The majority of these deaths were related to respiratory distress due to pulmonary extension of the lesions caused by COVID-19 responsible for deep desaturation.
However, some deaths were related to the extension of the lesions, to a particular terrain or following a complication, thus we noted a case of pulmonary embolism, 1 case of pulmonary cancer, 1 case of bilateral apical centrilobular emphysema with pneumomediastinum, 1 case of panlobular emphysema and 1 case of pneumothorax. In addition although not having very extensive lesions, some patients died as a result of metabolic problems (3 patients in acid-ketotic decompensation with consciousness disorder) or organ dysfunctions; this is the case of 2 patients who presented cardiac rhythm disorders, one of which on acute coronary syndrome, also of a patient in terminal renal failure and three other patients who were in consciousness disorder on stroke.
Conclusion
The SARS COV-2 infection is a disease with variable manifestation, mainly affecting the lung, however a multi-systemic involvement remains very possible and potentially formidable.
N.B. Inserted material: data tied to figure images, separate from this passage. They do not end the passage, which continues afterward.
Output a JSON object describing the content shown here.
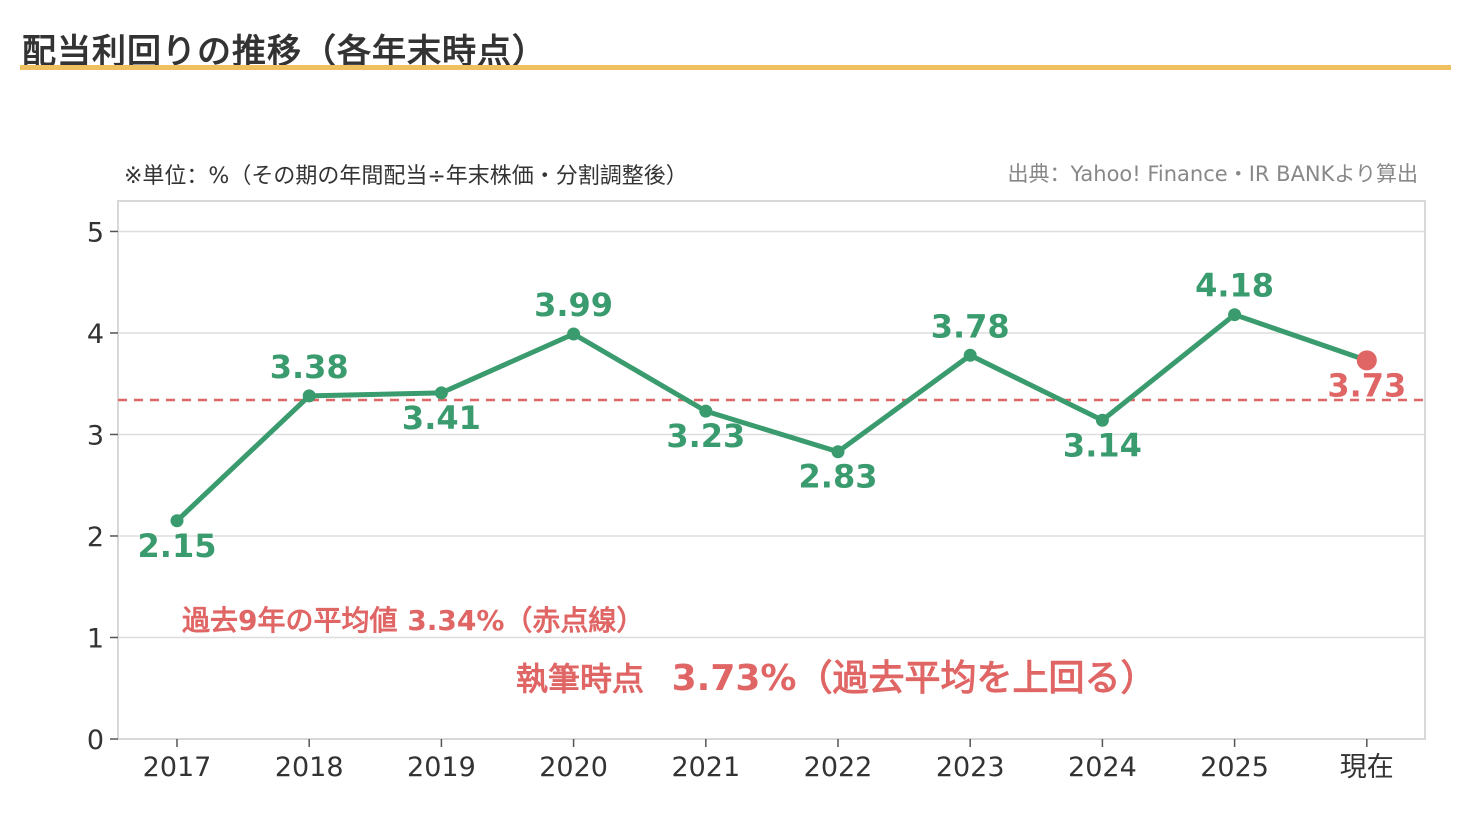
{
  "title": "配当利回りの推移（各年末時点）",
  "unit_note": "※単位：%（その期の年間配当÷年末株価・分割調整後）",
  "source_note": "出典：Yahoo! Finance・IR BANKより算出",
  "colors": {
    "line": "#3a9b6e",
    "current": "#e06666",
    "average_line": "#e06666",
    "title_rule": "#f0c060",
    "grid": "#dddddd"
  },
  "chart_data": {
    "type": "line",
    "categories": [
      "2017",
      "2018",
      "2019",
      "2020",
      "2021",
      "2022",
      "2023",
      "2024",
      "2025",
      "現在"
    ],
    "values": [
      2.15,
      3.38,
      3.41,
      3.99,
      3.23,
      2.83,
      3.78,
      3.14,
      4.18,
      3.73
    ],
    "data_labels": [
      "2.15",
      "3.38",
      "3.41",
      "3.99",
      "3.23",
      "2.83",
      "3.78",
      "3.14",
      "4.18",
      "3.73"
    ],
    "label_positions": [
      "below",
      "above",
      "below",
      "above",
      "below",
      "below",
      "above",
      "below",
      "above",
      "below"
    ],
    "highlight_last_point": true,
    "average": 3.34,
    "ylim": [
      0,
      5.3
    ],
    "yticks": [
      "0",
      "1",
      "2",
      "3",
      "4",
      "5"
    ],
    "grid": true,
    "annotations": {
      "average_note": "過去9年の平均値 3.34%（赤点線）",
      "current_note_prefix": "執筆時点",
      "current_note_value": "3.73%（過去平均を上回る）"
    }
  }
}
The diagnosis of certainty of this infection is possible thanks to PCR. However, HR chest CT has become essential in the management of COVID-19 patients. Indeed, it offers good sensitivity, recognizing aspects suggestive of COVID-19 pneumonia including density abnormalities, made of frosted glass foci and condensations of peripheral topography, sub pleural, predominantly posterobasal, which allows to refer patients to a COVID-19 circuit, thus avoiding prolonged contact with these patients.
It also allows to eliminate other differential diagnoses that may be confused with COVID-19 pneumonia. Another major role of the CT scan is to assess the degree of radiological severity of the disease, which is strongly correlated with the clinical severity and thus plays a role in the prognostic evaluation of patients. This was demonstrated in our study, where we noted a poor prognosis in patients with severe to critical lung parenchymal damage on CT, particularly in elderly multi-targeted subjects.
A study on a large sample would be desirable in order to reinforce these results which remain limited by the size of the sample studied and its retrospective character.